Brett nodded his head. Landon thought he said, “Okay,” before diving back into the drill.

Landon felt like a tug-of-war rope, stretched and straining, first going one way then the other. The discomfort of disappointing Brett pulled against the discomfort of being smashed into and knocked around like some giant kitten. Paralyzed by indecision, Landon kept the water bottles circulating around and cheerfully refilled them a second time at the spigot outside the back entrance to the school.

Practice was halfway over and they were running through plays as an entire team when Landon saw some of the other backup players nudging each other and pointing up at the parking lot. Skip Dreyfus, who wouldn't even look at Landon, shoved an empty water bottle at him, and Landon replaced it in the carrier before he looked to see whatever was distracting his teammates.

Up on the hill was a gleaming, midnight blue F-350 pickup. The enormous grille and chrome rims the size of manhole covers sparkled in the last rays of sunshine. It was the biggest, nicest truck Landon had ever seen. The door swung open and Jonathan Wagner, the Giants' starting right tackle, got out, hitched up his pants, and marched right for the junior football team's practice.

Everything stopped.

The whistle Coach Furster kept clamped between his teeth dropped from his mouth to the end of its lanyard like a prisoner on the gallows.

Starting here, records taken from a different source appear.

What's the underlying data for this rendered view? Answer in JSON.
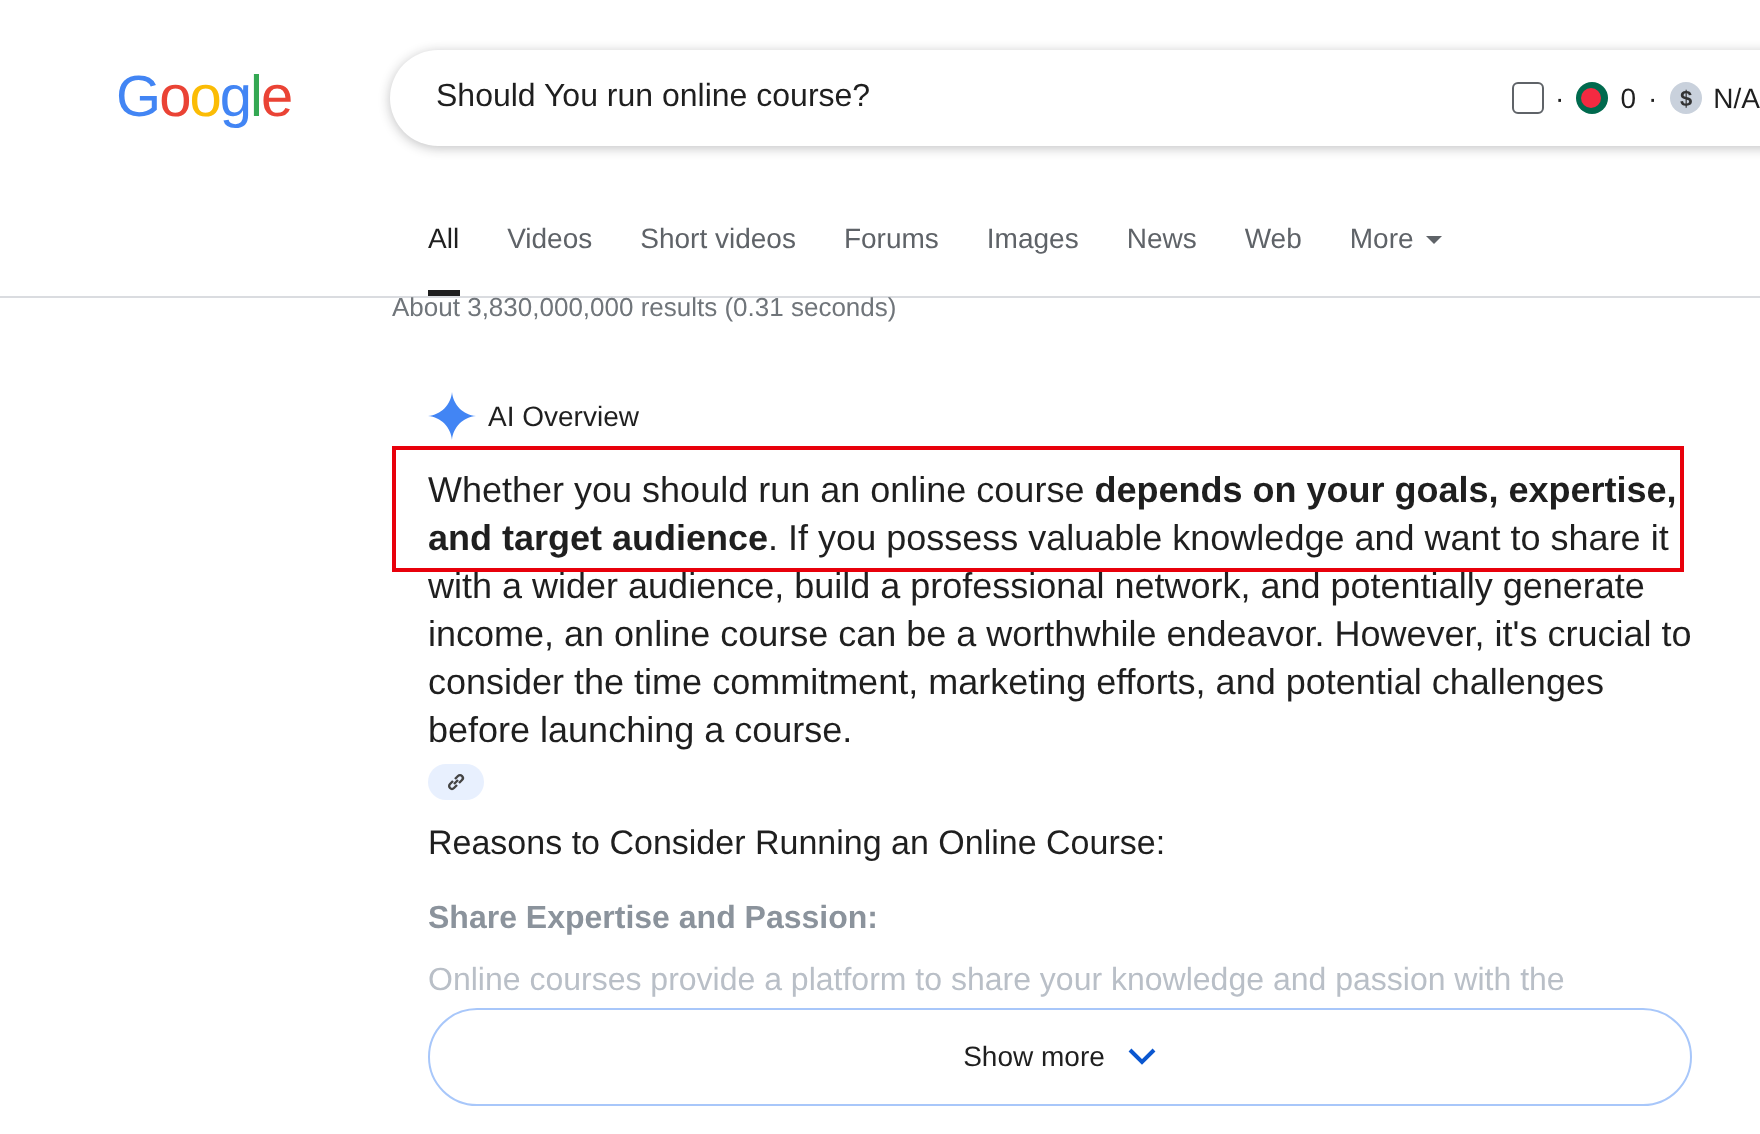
{
  "logo": {
    "text": "Google"
  },
  "search": {
    "value": "Should You run online course?",
    "extension": {
      "checked": false,
      "sep_1": "·",
      "count": "0",
      "sep_2": "·",
      "currency_symbol": "$",
      "price": "N/A"
    }
  },
  "tabs": [
    {
      "label": "All",
      "selected": true
    },
    {
      "label": "Videos",
      "selected": false
    },
    {
      "label": "Short videos",
      "selected": false
    },
    {
      "label": "Forums",
      "selected": false
    },
    {
      "label": "Images",
      "selected": false
    },
    {
      "label": "News",
      "selected": false
    },
    {
      "label": "Web",
      "selected": false
    },
    {
      "label": "More",
      "selected": false,
      "kind": "dropdown"
    }
  ],
  "result_stats": "About 3,830,000,000 results (0.31 seconds)",
  "ai_overview": {
    "title": "AI Overview",
    "annotated": true,
    "paragraph": "Whether you should run an online course **depends on your goals, expertise, and target audience**. If you possess valuable knowledge and want to share it with a wider audience, build a professional network, and potentially generate income, an online course can be a worthwhile endeavor. However, it's crucial to consider the time commitment, marketing efforts, and potential challenges before launching a course.",
    "heading": "Reasons to Consider Running an Online Course:",
    "subheading": "Share Expertise and Passion:",
    "faded_text": "Online courses provide a platform to share your knowledge and passion with the",
    "show_more": "Show more"
  }
}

Jonathan Wagner wore mirrored sunglasses and a silky black T-shirt. Cowboy boots poked out from the hem of jeans that clung to his telephone-pole legs. His face was set in a concrete scowl. He
looked
like an NFL player—until he stopped and his face turned merry and he spoke in the excited voice of a kid at Christmas. “Hey, Coach Bell. How you guys all doing?”

Brett's dad hugged the Giants player and they clapped each other on the back with thundering strokes. Brett's dad turned to the other coaches. “Guys, you know my wife's brother, Jonathan Wagner?”

Coach Furster stepped right up to shake hands like they were long-lost friends. “Jonathan, heck of a way to start out the season. I've been a Giants fan since before I was born.”

“Me too.” Coach West got in on a handshake and puffed his skinny chest. “I'm the police chief here in town, so you just let me know if you need anything.”

Landon glanced at Brett, who snickered and mouthed, “I told you so.”

Coach Furster had his hand on the enormous player's back like they were buddies as he turned to address his team. “Guys, this is Jonathan Wagner. We all know him. He's Brett's uncle and the two-time Pro Bowl tackle for the New York Giants.”

Jonathan looked around, nodding and smiling. “Brett, come here, you.”

Brett went to him and Jonathan gave him a one-armed hug before his eyes roved over the rest of the team. Landon slowly
set the water carrier down in the grass. He didn't want Brett's uncle to see what he really was.

“Where is he?” Jonathan looked around until his eyes locked on Landon. “Hey,
my man!
How you doing, Landon?”

Landon saw the entire team look his way with utter disbelief swirling in their eyes.